Three Types of LLM Workloads and How to Serve Them

Three Types of LLM Workloads and How to Serve Them

Hacker News
Hacker NewsJan 21, 2026

Why It Matters

Understanding these workload nuances lets enterprises choose the right inference engine and infrastructure, reducing cost and meeting performance expectations in a rapidly maturing LLM market.

Key Takeaways

  • Offline workloads prioritize throughput over latency.
  • Online workloads require sub‑hundred‑millisecond response times.
  • Semi‑online workloads need rapid autoscaling for burst traffic.
  • vLLM excels at batch scheduling for high‑throughput jobs.
  • SGLang reduces host overhead and supports speculative decoding.

Pulse Analysis

The rise of open‑source LLMs and inference engines is reshaping how companies deploy AI at scale. By moving away from opaque API pricing, firms can tailor inference pipelines to the specific characteristics of their workloads. Offline workloads—such as bulk data enrichment or video transcription—benefit from massive parallelism on GPUs, where engines like vLLM maximize throughput through mixed prefill‑decode batching and asynchronous RPC. This approach drives down per‑token cost and aligns with the economics of batch‑oriented data pipelines.

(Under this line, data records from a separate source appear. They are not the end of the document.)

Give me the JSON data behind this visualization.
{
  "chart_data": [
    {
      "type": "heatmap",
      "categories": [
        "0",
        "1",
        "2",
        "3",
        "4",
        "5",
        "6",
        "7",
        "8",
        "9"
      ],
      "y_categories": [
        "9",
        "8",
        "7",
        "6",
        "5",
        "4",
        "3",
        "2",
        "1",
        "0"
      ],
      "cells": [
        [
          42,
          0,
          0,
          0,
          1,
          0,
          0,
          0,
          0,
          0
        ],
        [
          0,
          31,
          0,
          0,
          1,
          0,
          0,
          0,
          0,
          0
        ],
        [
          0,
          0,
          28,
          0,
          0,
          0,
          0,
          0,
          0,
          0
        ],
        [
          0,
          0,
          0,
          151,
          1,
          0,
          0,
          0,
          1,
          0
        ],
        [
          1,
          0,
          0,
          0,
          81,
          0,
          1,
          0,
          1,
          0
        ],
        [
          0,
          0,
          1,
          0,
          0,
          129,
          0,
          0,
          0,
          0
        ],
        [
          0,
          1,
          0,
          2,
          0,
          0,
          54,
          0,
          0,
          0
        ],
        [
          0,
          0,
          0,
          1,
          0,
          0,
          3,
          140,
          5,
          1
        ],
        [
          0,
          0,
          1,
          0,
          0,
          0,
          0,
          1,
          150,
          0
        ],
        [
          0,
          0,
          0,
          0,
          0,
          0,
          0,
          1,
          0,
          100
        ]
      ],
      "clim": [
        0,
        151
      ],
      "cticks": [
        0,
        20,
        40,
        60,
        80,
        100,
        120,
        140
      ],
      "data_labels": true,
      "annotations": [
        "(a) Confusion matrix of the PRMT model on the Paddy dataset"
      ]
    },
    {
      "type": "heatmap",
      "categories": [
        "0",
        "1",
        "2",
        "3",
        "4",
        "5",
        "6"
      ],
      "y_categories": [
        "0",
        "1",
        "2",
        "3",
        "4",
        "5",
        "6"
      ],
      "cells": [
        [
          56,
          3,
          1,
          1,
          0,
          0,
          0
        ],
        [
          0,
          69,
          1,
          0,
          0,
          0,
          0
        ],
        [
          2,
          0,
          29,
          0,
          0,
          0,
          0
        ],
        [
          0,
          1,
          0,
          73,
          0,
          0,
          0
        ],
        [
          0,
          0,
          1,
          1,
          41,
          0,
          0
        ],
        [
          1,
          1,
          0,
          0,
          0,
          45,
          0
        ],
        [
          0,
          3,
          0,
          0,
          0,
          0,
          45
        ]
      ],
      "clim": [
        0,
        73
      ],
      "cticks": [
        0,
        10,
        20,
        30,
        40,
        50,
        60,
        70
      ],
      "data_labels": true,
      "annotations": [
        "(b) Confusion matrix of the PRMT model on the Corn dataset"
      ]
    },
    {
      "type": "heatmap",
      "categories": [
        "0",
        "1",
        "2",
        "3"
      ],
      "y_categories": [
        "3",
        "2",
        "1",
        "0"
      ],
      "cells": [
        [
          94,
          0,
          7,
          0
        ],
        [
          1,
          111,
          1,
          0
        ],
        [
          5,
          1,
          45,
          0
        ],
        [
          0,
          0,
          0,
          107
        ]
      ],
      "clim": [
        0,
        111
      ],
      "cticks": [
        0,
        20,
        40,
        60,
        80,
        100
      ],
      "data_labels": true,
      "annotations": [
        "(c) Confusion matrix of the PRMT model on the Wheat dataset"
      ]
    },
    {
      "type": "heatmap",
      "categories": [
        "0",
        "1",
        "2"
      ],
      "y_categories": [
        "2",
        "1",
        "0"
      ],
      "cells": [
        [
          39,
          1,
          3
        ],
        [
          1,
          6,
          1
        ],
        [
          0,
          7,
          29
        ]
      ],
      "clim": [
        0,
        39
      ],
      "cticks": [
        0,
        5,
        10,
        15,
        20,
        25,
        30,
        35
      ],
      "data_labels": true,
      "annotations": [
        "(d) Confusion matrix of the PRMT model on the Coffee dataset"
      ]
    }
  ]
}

Online workloads, including conversational agents and code‑completion tools, demand ultra‑low latency to preserve user experience. Here, host‑side overhead becomes a bottleneck, and SGLang’s lightweight runtime coupled with speculative decoding (e.g., EAGLE‑3) can shave tens of milliseconds off response times. Leveraging tensor parallelism, FP8 quantization, and edge‑proximate HTTP proxies further compress the latency budget, enabling real‑time interaction without sacrificing model quality.

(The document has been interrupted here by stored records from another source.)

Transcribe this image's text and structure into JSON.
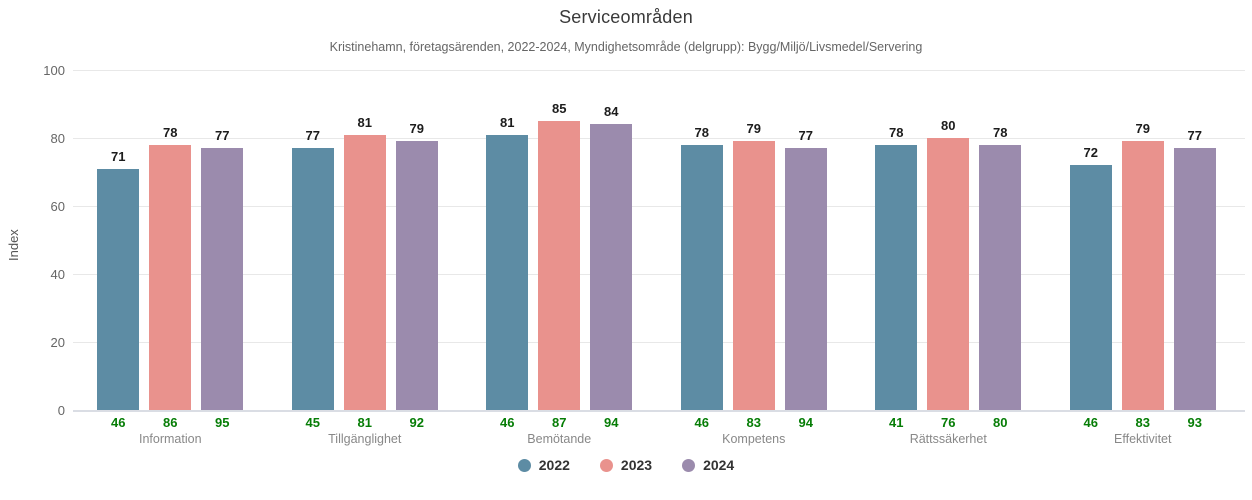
{
  "chart_data": {
    "type": "bar",
    "title": "Serviceområden",
    "subtitle": "Kristinehamn, företagsärenden, 2022-2024, Myndighetsområde (delgrupp): Bygg/Miljö/Livsmedel/Servering",
    "ylabel": "Index",
    "ylim": [
      0,
      100
    ],
    "yticks": [
      0,
      20,
      40,
      60,
      80,
      100
    ],
    "grid": true,
    "legend_position": "bottom",
    "categories": [
      "Information",
      "Tillgänglighet",
      "Bemötande",
      "Kompetens",
      "Rättssäkerhet",
      "Effektivitet"
    ],
    "series": [
      {
        "name": "2022",
        "color": "#5d8ca4",
        "values": [
          71,
          77,
          81,
          78,
          78,
          72
        ],
        "sample_counts": [
          46,
          45,
          46,
          46,
          41,
          46
        ]
      },
      {
        "name": "2023",
        "color": "#e9928d",
        "values": [
          78,
          81,
          85,
          79,
          80,
          79
        ],
        "sample_counts": [
          86,
          81,
          87,
          83,
          76,
          83
        ]
      },
      {
        "name": "2024",
        "color": "#9b8bad",
        "values": [
          77,
          79,
          84,
          77,
          78,
          77
        ],
        "sample_counts": [
          95,
          92,
          94,
          94,
          80,
          93
        ]
      }
    ],
    "annotations": {
      "sample_count_color": "#067d06",
      "value_label_color": "#1c1c1c"
    }
  }
}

Semi‑online workloads sit between these extremes, experiencing sudden traffic spikes that require rapid scaling without incurring idle cost. Autoscaling GPU clusters, snapshot‑based cold‑start mitigation, and multitenant resource aggregation smooth peak‑to‑average ratios. By selecting the appropriate engine—vLLM for batch‑heavy phases or SGLang for latency‑sensitive bursts—organizations can maintain flexibility while controlling expenses. As LLM inference commoditizes, mastering these workload distinctions will be a competitive advantage for AI‑first enterprises.